Surgical risk should be minimized when performing therapeutic extractions to manage acute infections, fractures, or pain. Extractions should be delayed in cases of severe neutropenia (<1000 neutrophils/mm3), thrombocytopenia, or active infection until hematologic parameters stabilize (13). Minimally invasive protocols, avoidance of osteotomies, and primary wound closure are crucial for reducing MRONJ and osteoradionecrosis (43). Antibiotic prophylaxis is advised for immunocompromised patients, as recommended by Elad et al. (2017) and supported by transplant literature (13).

Timely communication with the oncologist and the multidisciplinary team is vital. Informed consent and active postoperative follow-up until complete mucosal healing (2–8 weeks) are essential (14).

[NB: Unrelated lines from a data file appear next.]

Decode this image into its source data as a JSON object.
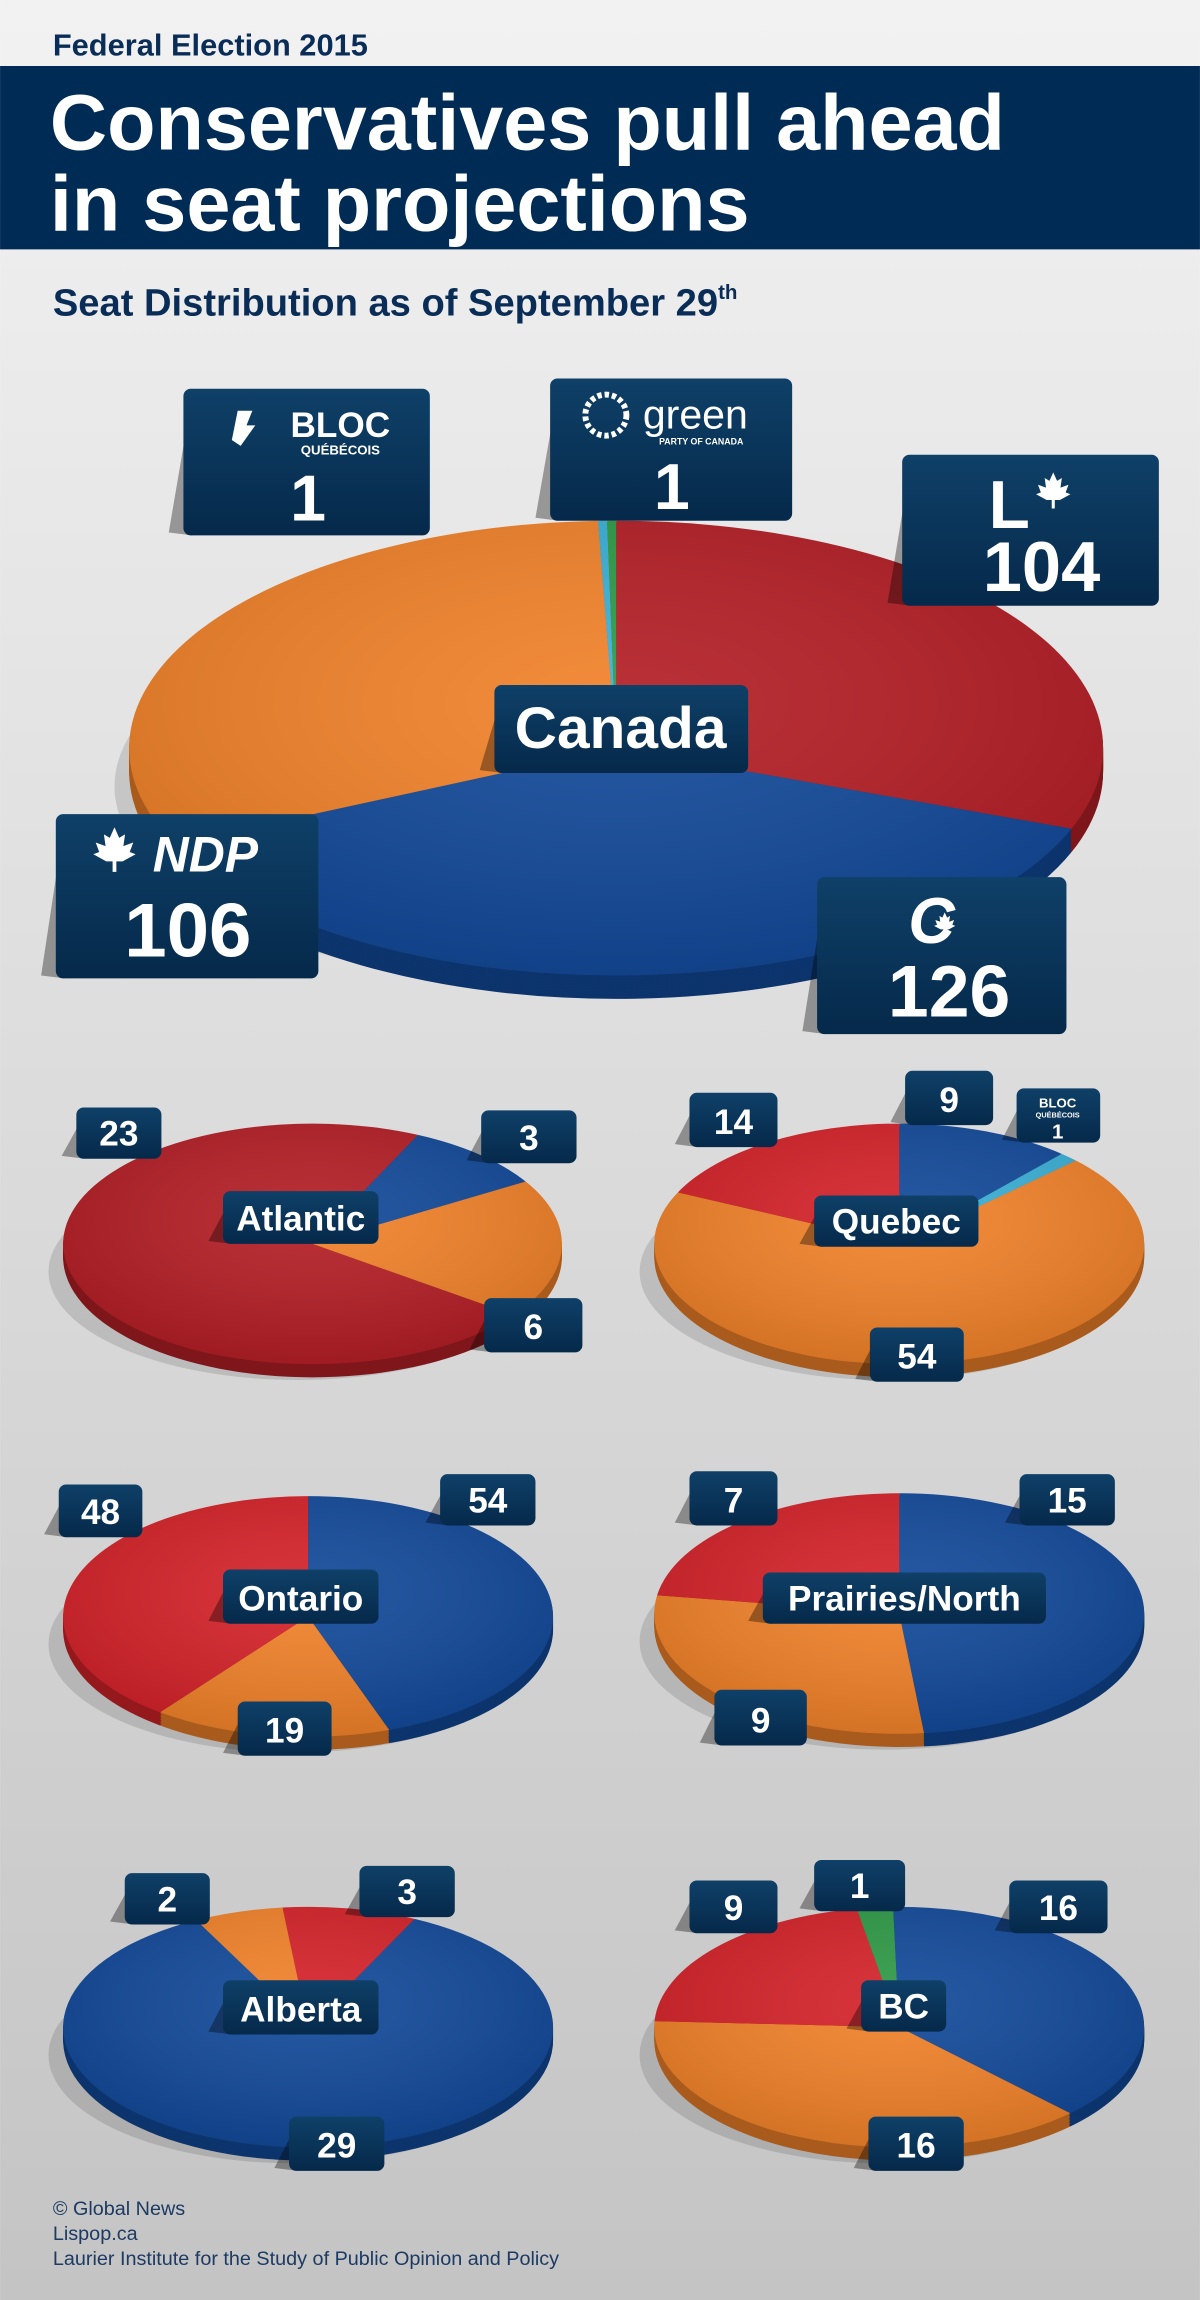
{
  "header": {
    "kicker": "Federal Election 2015",
    "title_line1": "Conservatives pull ahead",
    "title_line2": "in seat projections",
    "subtitle": "Seat Distribution as of September 29",
    "subtitle_sup": "th"
  },
  "logos": {
    "bloc_name": "BLOC",
    "bloc_sub": "QUÉBÉCOIS",
    "green_name": "green",
    "green_sub": "PARTY OF CANADA",
    "liberal_letter": "L",
    "ndp_name": "NDP",
    "conservative_letter": "C"
  },
  "colors": {
    "liberal": "#b41f26",
    "liberal_regional": "#d4232a",
    "conservative": "#134a9a",
    "ndp": "#f1822a",
    "bloc": "#3bb0d6",
    "green": "#2f9a47",
    "navy": "#002b55"
  },
  "chart_data": [
    {
      "type": "pie",
      "title": "Canada",
      "slices": [
        {
          "party": "liberal",
          "value": 104
        },
        {
          "party": "conservative",
          "value": 126
        },
        {
          "party": "ndp",
          "value": 106
        },
        {
          "party": "bloc",
          "value": 1
        },
        {
          "party": "green",
          "value": 1
        }
      ]
    },
    {
      "type": "pie",
      "title": "Atlantic",
      "slices": [
        {
          "party": "conservative",
          "value": 3
        },
        {
          "party": "ndp",
          "value": 6
        },
        {
          "party": "liberal",
          "value": 23
        }
      ]
    },
    {
      "type": "pie",
      "title": "Quebec",
      "slices": [
        {
          "party": "conservative",
          "value": 9
        },
        {
          "party": "bloc",
          "value": 1
        },
        {
          "party": "ndp",
          "value": 54
        },
        {
          "party": "liberal",
          "value": 14
        }
      ]
    },
    {
      "type": "pie",
      "title": "Ontario",
      "slices": [
        {
          "party": "conservative",
          "value": 54
        },
        {
          "party": "ndp",
          "value": 19
        },
        {
          "party": "liberal",
          "value": 48
        }
      ]
    },
    {
      "type": "pie",
      "title": "Prairies/North",
      "slices": [
        {
          "party": "conservative",
          "value": 15
        },
        {
          "party": "ndp",
          "value": 9
        },
        {
          "party": "liberal",
          "value": 7
        }
      ]
    },
    {
      "type": "pie",
      "title": "Alberta",
      "slices": [
        {
          "party": "liberal",
          "value": 3
        },
        {
          "party": "conservative",
          "value": 29
        },
        {
          "party": "ndp",
          "value": 2
        }
      ]
    },
    {
      "type": "pie",
      "title": "BC",
      "slices": [
        {
          "party": "green",
          "value": 1
        },
        {
          "party": "conservative",
          "value": 16
        },
        {
          "party": "ndp",
          "value": 16
        },
        {
          "party": "liberal",
          "value": 9
        }
      ]
    }
  ],
  "footer": {
    "line1": "© Global News",
    "line2": "Lispop.ca",
    "line3": "Laurier Institute for the Study of Public Opinion and Policy"
  }
}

In the palliative setting, the dental approach shifts to symptom management. The European Cancer Organisation recommends early, multidisciplinary palliative care, including oral health management. Extractions at this stage help reduce pain, improve feeding, and support verbal communication (44). As de Oliveira et al. (2020) reported, extractions are among the most common interventions in hospitalized patients with hematologic and head and neck cancers, significantly improving comfort (17). However, clinical and prognostic evaluation is essential before performing an extraction. Conservative options such as temporary restorations or minimally invasive endodontic therapy should be considered when surgical risks outweigh the potential benefits (45).

Conclusion

Within this narrative review, tooth extraction in oncologic patients is a critical clinical procedure that requires individualized decision-making based on interdisciplinary assessment and the latest evidence. Preventive extractions before initiating cancer therapy can greatly reduce serious oral complications, especially medication-related and radiation-induced osteonecrosis. However, an overly aggressive approach to extractions may harm long-term oral function and quality of life, highlighting the importance of maintaining a functional dentition whenever possible. Therapeutic and palliative extractions must carefully consider the patient’s overall health, blood counts, and medication use. Protocols that reduce surgical trauma, provide proper antimicrobial coverage, include close postoperative follow-up, and involve coordination with oncology teams are vital for patient safety and continuous treatment.

The lack of universally accepted clinical guidelines highlights a significant gap in current research. More prospective, multicenter clinical studies are needed to develop validated protocols for the timing, indications, and management of dental extractions in cancer patients across preventive, therapeutic, and palliative settings.